The project calls for pumping somewhere between 8,000 and 12,000 acre-feet of groundwater a year through a 30-mile long pipeline to supply Prescott and Prescott Valley the water needed for future growth.
The Arizona Department Water Resources determined in 1998 that the Prescott and Prescott Valley communities were depleting their own aquifer faster than it could be restored, a condition known as water mining.
By virtue of a clause placed in the 1990 Groundwater Transportation Act, the Prescott area has the legal authority to pump groundwater from the Big Chino basin.
According to American Rivers, the reduced flows in the upper Verde River will "reduce the availability of clean waterŠdiminish the recreational opportunities on the river and threaten the health of many native fish and wildlife species."
The upper Verde River is home to a growing population of bald eagles and several endangered species of native fish.
According to a recent U.S. Geological Service report, the Big Chino supplies 80 percent of the flows of the upper river. That share drops to 10 percent at the Camp Verde gauging station.

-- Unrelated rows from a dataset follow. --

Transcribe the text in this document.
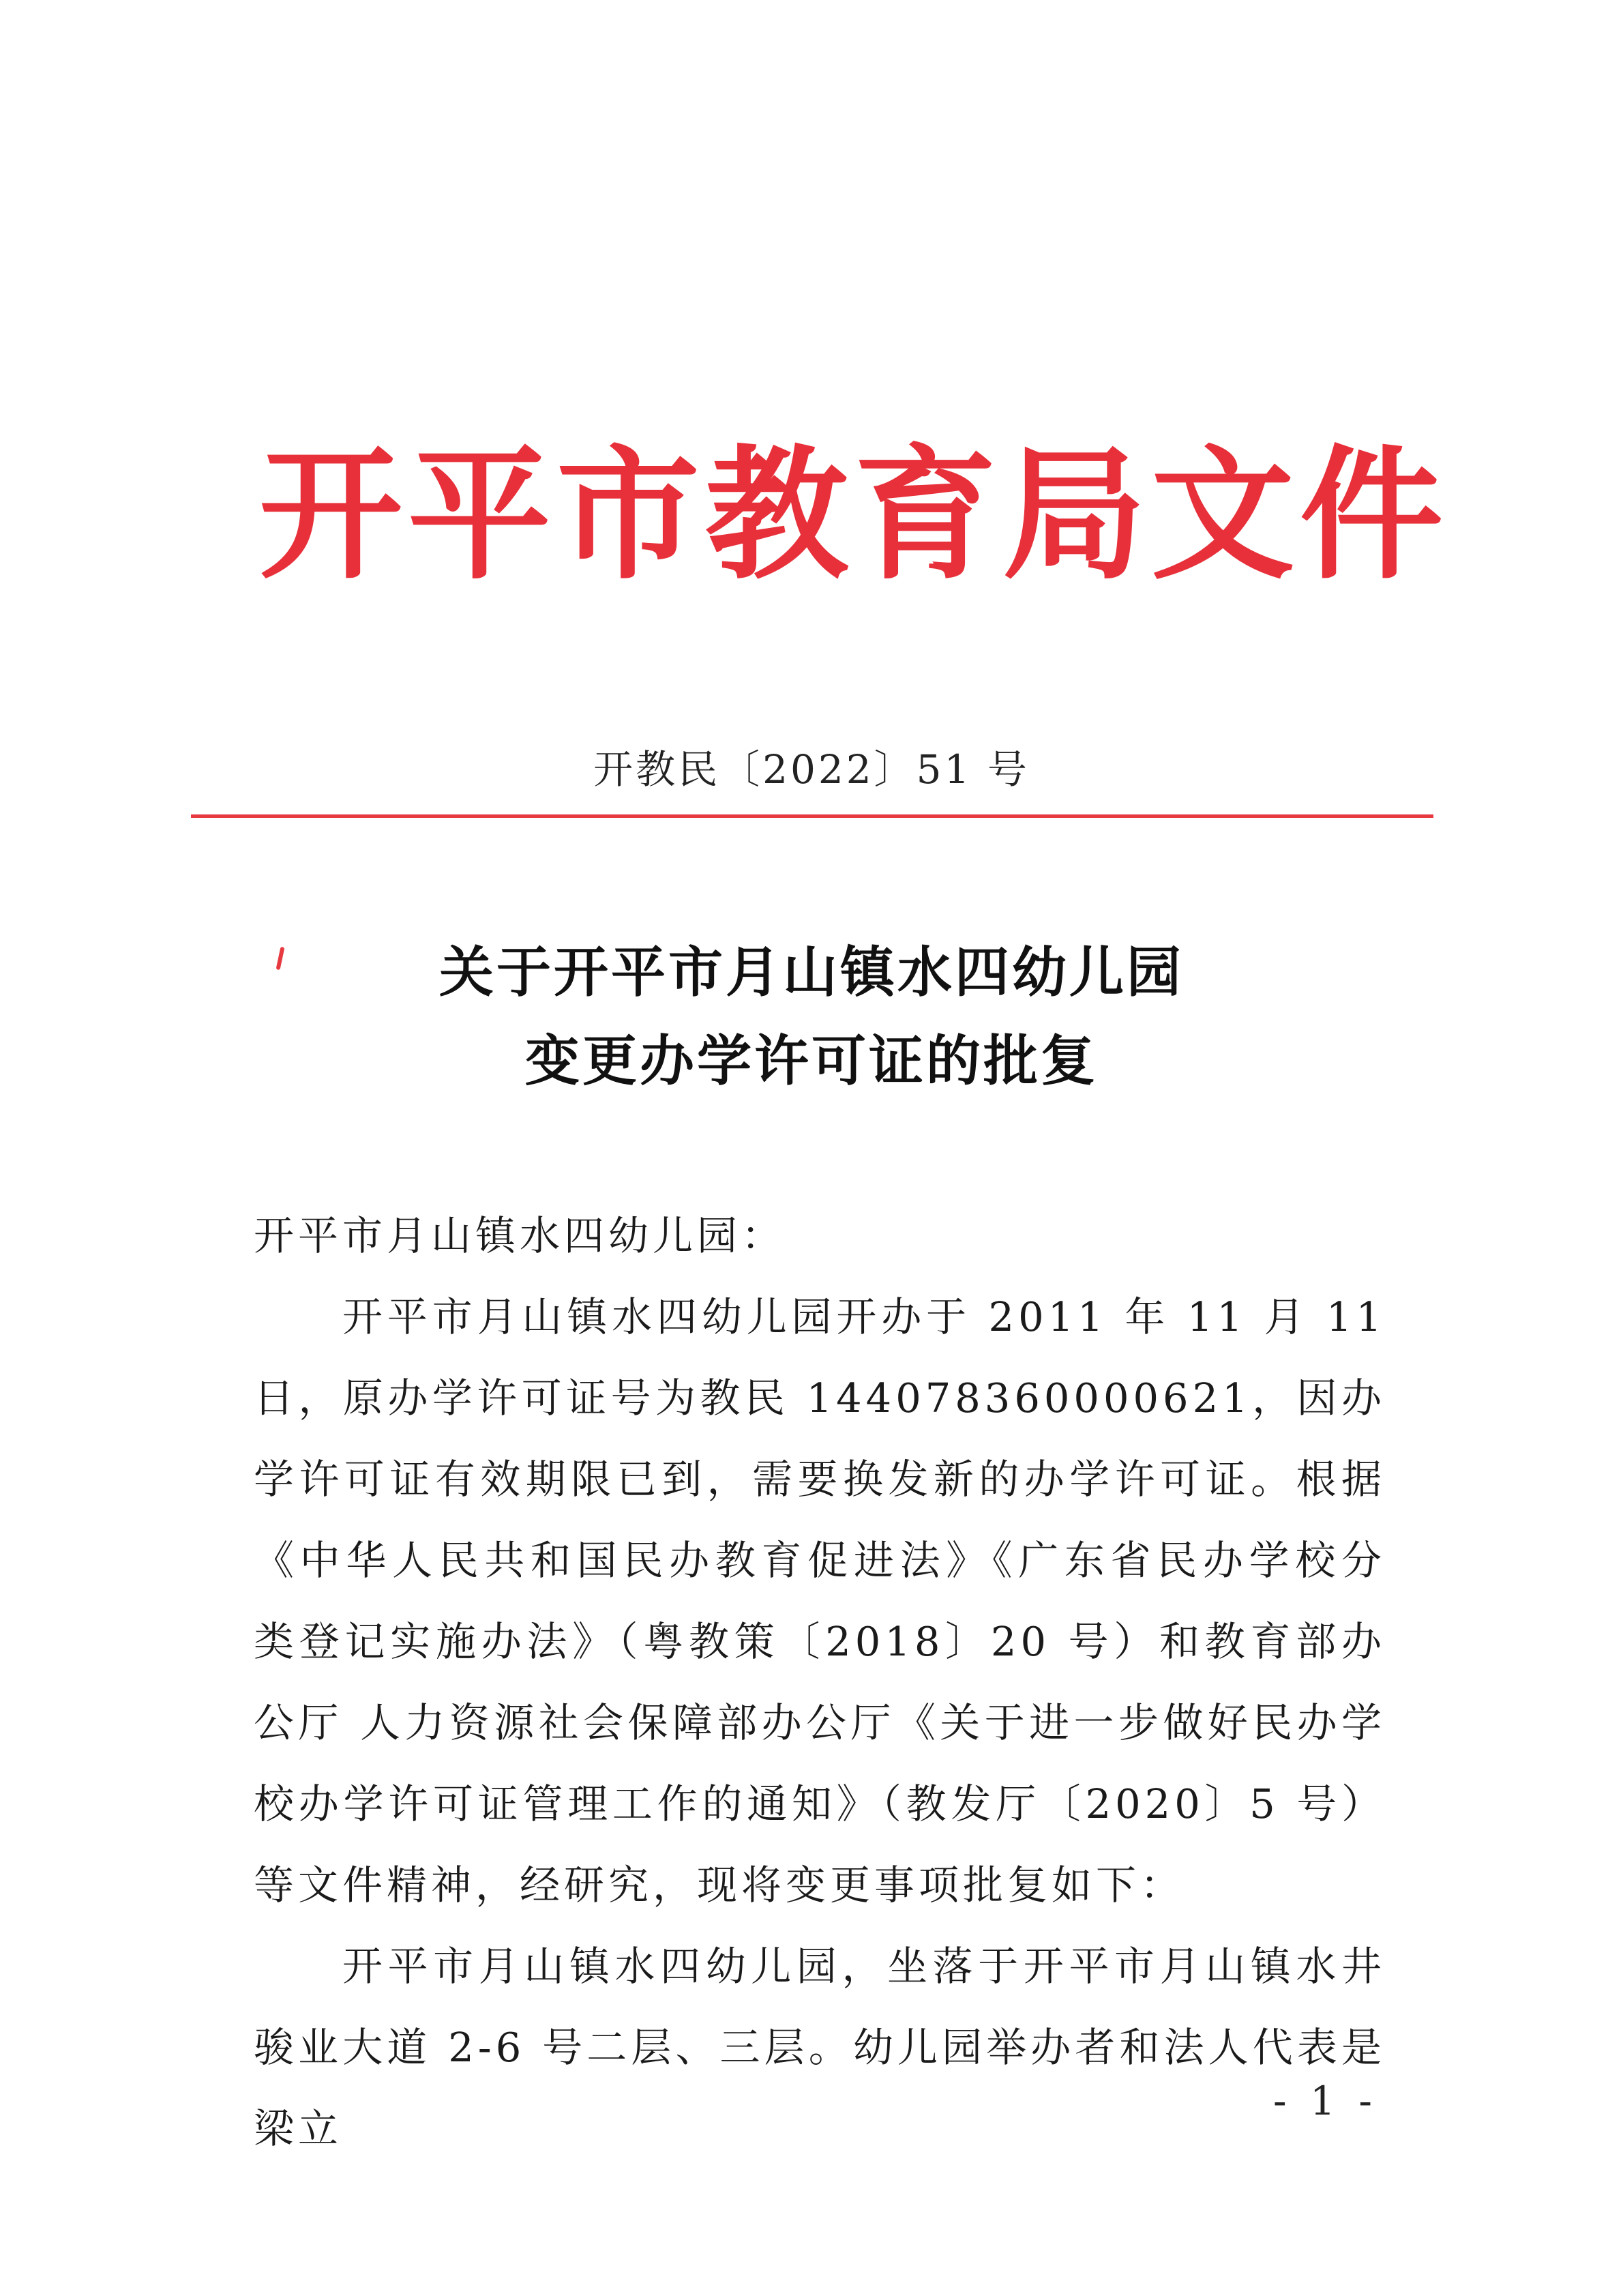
开平市教育局文件
开教民〔2022〕51 号
关于开平市月山镇水四幼儿园
变更办学许可证的批复

开平市月山镇水四幼儿园：

开平市月山镇水四幼儿园开办于 2011 年 11 月 11 日，原办学许可证号为教民 144078360000621，因办学许可证有效期限已到，需要换发新的办学许可证。根据《中华人民共和国民办教育促进法》《广东省民办学校分类登记实施办法》（粤教策〔2018〕20 号）和教育部办公厅 人力资源社会保障部办公厅《关于进一步做好民办学校办学许可证管理工作的通知》（教发厅〔2020〕5 号）等文件精神，经研究，现将变更事项批复如下：

开平市月山镇水四幼儿园，坐落于开平市月山镇水井骏业大道 2-6 号二层、三层。幼儿园举办者和法人代表是梁立

- 1 -
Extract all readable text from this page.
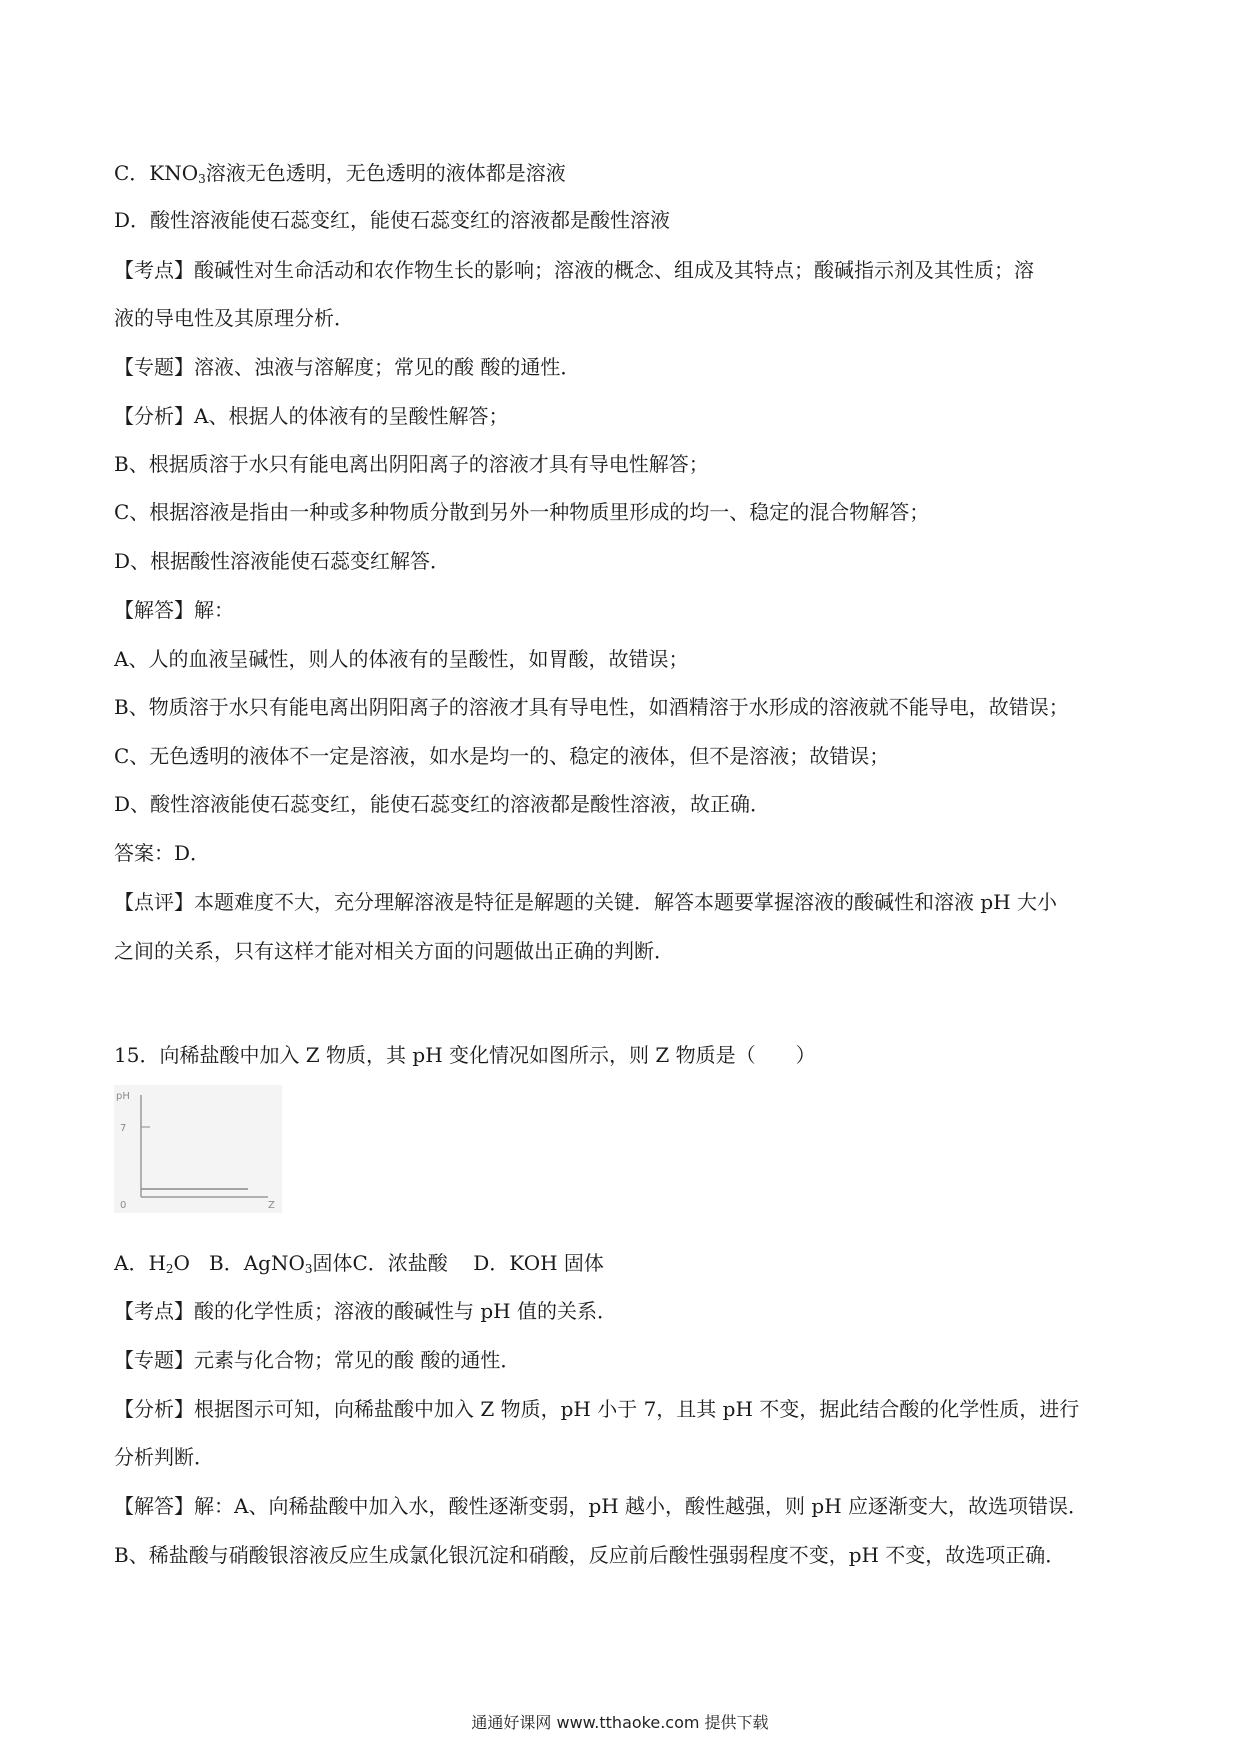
C．$KNO_3$溶液无色透明，无色透明的液体都是溶液
D．酸性溶液能使石蕊变红，能使石蕊变红的溶液都是酸性溶液
【考点】酸碱性对生命活动和农作物生长的影响；溶液的概念、组成及其特点；酸碱指示剂及其性质；溶
液的导电性及其原理分析．
【专题】溶液、浊液与溶解度；常见的酸 酸的通性．
【分析】A、根据人的体液有的呈酸性解答；
B、根据质溶于水只有能电离出阴阳离子的溶液才具有导电性解答；
C、根据溶液是指由一种或多种物质分散到另外一种物质里形成的均一、稳定的混合物解答；
D、根据酸性溶液能使石蕊变红解答．
【解答】解：
A、人的血液呈碱性，则人的体液有的呈酸性，如胃酸，故错误；
B、物质溶于水只有能电离出阴阳离子的溶液才具有导电性，如酒精溶于水形成的溶液就不能导电，故错误；
C、无色透明的液体不一定是溶液，如水是均一的、稳定的液体，但不是溶液；故错误；
D、酸性溶液能使石蕊变红，能使石蕊变红的溶液都是酸性溶液，故正确．
答案：D．
【点评】本题难度不大，充分理解溶液是特征是解题的关键．解答本题要掌握溶液的酸碱性和溶液 pH 大小
之间的关系，只有这样才能对相关方面的问题做出正确的判断．
15．向稀盐酸中加入 Z 物质，其 pH 变化情况如图所示，则 Z 物质是（　　）
pH
7
0	Z
A．$H_2O$ B．AgNO$_3$固体C．浓盐酸 D．KOH 固体
【考点】酸的化学性质；溶液的酸碱性与 pH 值的关系．
【专题】元素与化合物；常见的酸 酸的通性．
【分析】根据图示可知，向稀盐酸中加入 Z 物质，pH 小于 7，且其 pH 不变，据此结合酸的化学性质，进行
分析判断．
【解答】解：A、向稀盐酸中加入水，酸性逐渐变弱，pH 越小，酸性越强，则 pH 应逐渐变大，故选项错误．
B、稀盐酸与硝酸银溶液反应生成氯化银沉淀和硝酸，反应前后酸性强弱程度不变，pH 不变，故选项正确．
通通好课网 www.tthaoke.com 提供下载
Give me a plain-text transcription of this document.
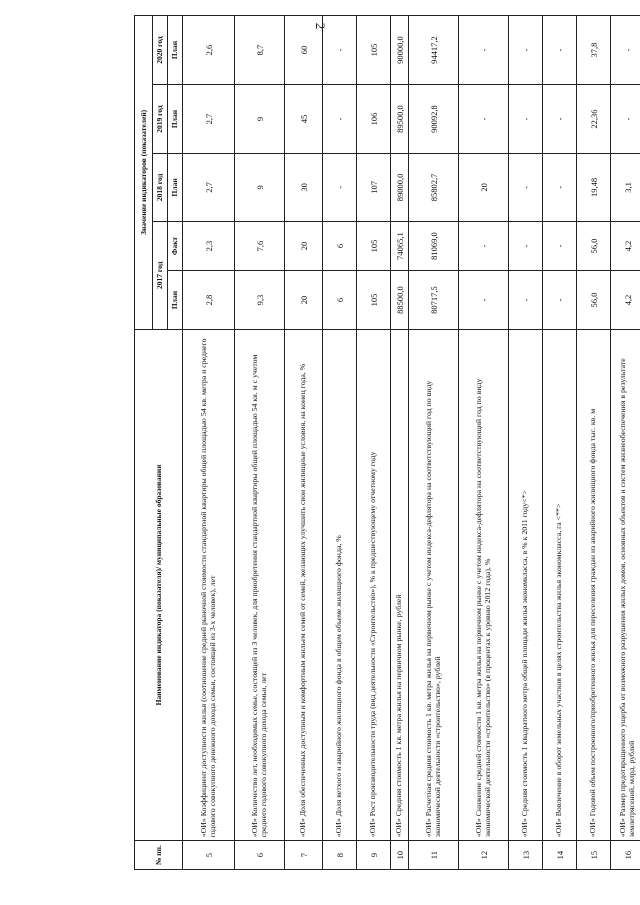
2
№ пп.	Наименование индикатора (показателя)/ муниципальные образования	Значение индикаторов (показателей)				
		2017 год		2018 год	2019 год	2020 год
		План	Факт	План	План	План
5	«ОИ» Коэффициент доступности жилья (соотношение средней рыночной стоимости стандартной квартиры общей площадью 54 кв. метра и среднего годового совокупного денежного дохода семьи, состоящей из 3-х человек), лет	2,8	2,3	2,7	2,7	2,6
6	«ОИ» Количество лет, необходимых семье, состоящей из 3 человек, для приобретения стандартной квартиры общей площадью 54 кв. м с учетом среднего годового совокупного дохода семьи, лет	9,3	7,6	9	9	8,7
7	«ОИ» Доля обеспеченных доступным и комфортным жильем семей от семей, желающих улучшить свои жилищные условия, на конец года, %	20	20	30	45	60
8	«ОИ» Доля ветхого и аварийного жилищного фонда в общем объеме жилищного фонда, %	6	6	-	-	-
9	«ОИ» Рост производительности труда (вид деятельности «Строительство»), % к предшествующему отчетному году	105	105	107	106	105
10	«ОИ» Средняя стоимость 1 кв. метра жилья на первичном рынке, рублей	88500,0	74065,1	89000,0	89500,0	90000,0
11	«ОИ» Расчетная средняя стоимость 1 кв. метра жилья на первичном рынке с учетом индекса-дефлятора на соответствующий год по виду экономической деятельности «строительство», рублей	80717,5	81069,0	85802,7	90092,8	94417,2
12	«ОИ» Снижение средней стоимости 1 кв. метра жилья на первичном рынке с учетом индекса-дефлятора на соответствующий год по виду экономической деятельности «строительство» (в процентах к уровню 2012 года), %	-	-	20	-	-
13	«ОИ» Средняя стоимость 1 квадратного метра общей площади жилья экономкласса, в % к 2011 году<*>	-	-	-	-	-
14	«ОИ» Вовлечение в оборот земельных участков в целях строительства жилья экономкласса, га <**>	-	-	-	-	-
15	«ОИ» Годовой объем построенного/приобретенного жилья для переселения граждан из аварийного жилищного фонда тыс. кв. м	56,0	56,0	19,48	22,36	37,8
16	«ОИ» Размер предотвращенного ущерба от возможного разрушения жилых домов, основных объектов и систем жизнеобеспечения в результате землетрясений, млрд. рублей	4,2	4,2	3,1	-	-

American Rivers is calling on the Army Corps of Engineers and the Fish and Wildlife Service to complete a thorough Environmental Impact Statement addressing the project's impact on both riparian species, and species affected by the pipeline.
They are also calling for full implementation of Prescott's Reasonable Growth Initiative, Prop 400, by the end of this year.
The initiative, passed by Prescott voters in 2005, calls for a 60-day public comment period and a three-fourths majority vote by the Prescott city council in order to annex any new land over 250 acres.
It also calls for all effluent generated in annexed areas to be used for permanent recharge of the aquifer, as opposed to applying it towards further development.
American Rivers began identifying endangered rivers in 1986. Their 10 most endangered list is intended to highlight rivers that will be confronted by decisions in the upcoming year that could determine their future.
The Verde, rated number 10, is the only one on the list affected by groundwater pumping.
Development, mining discharge, municipal and agricultural pollutants, inadequate flood control and excessive sand and gravel mining are listed as the factors endangering other rivers on the list.
The other rivers on the list are: Pajaro (Calif.), Yellowstone (Mont.), Willamette (Ore.), Salmon Trout (Mich.), Shenandoah (Va, W.Va.), Boise (Idaho), Caloosahatchee (Fla), Bristoll Bay (Alaska) and the San Jacinto (Texas).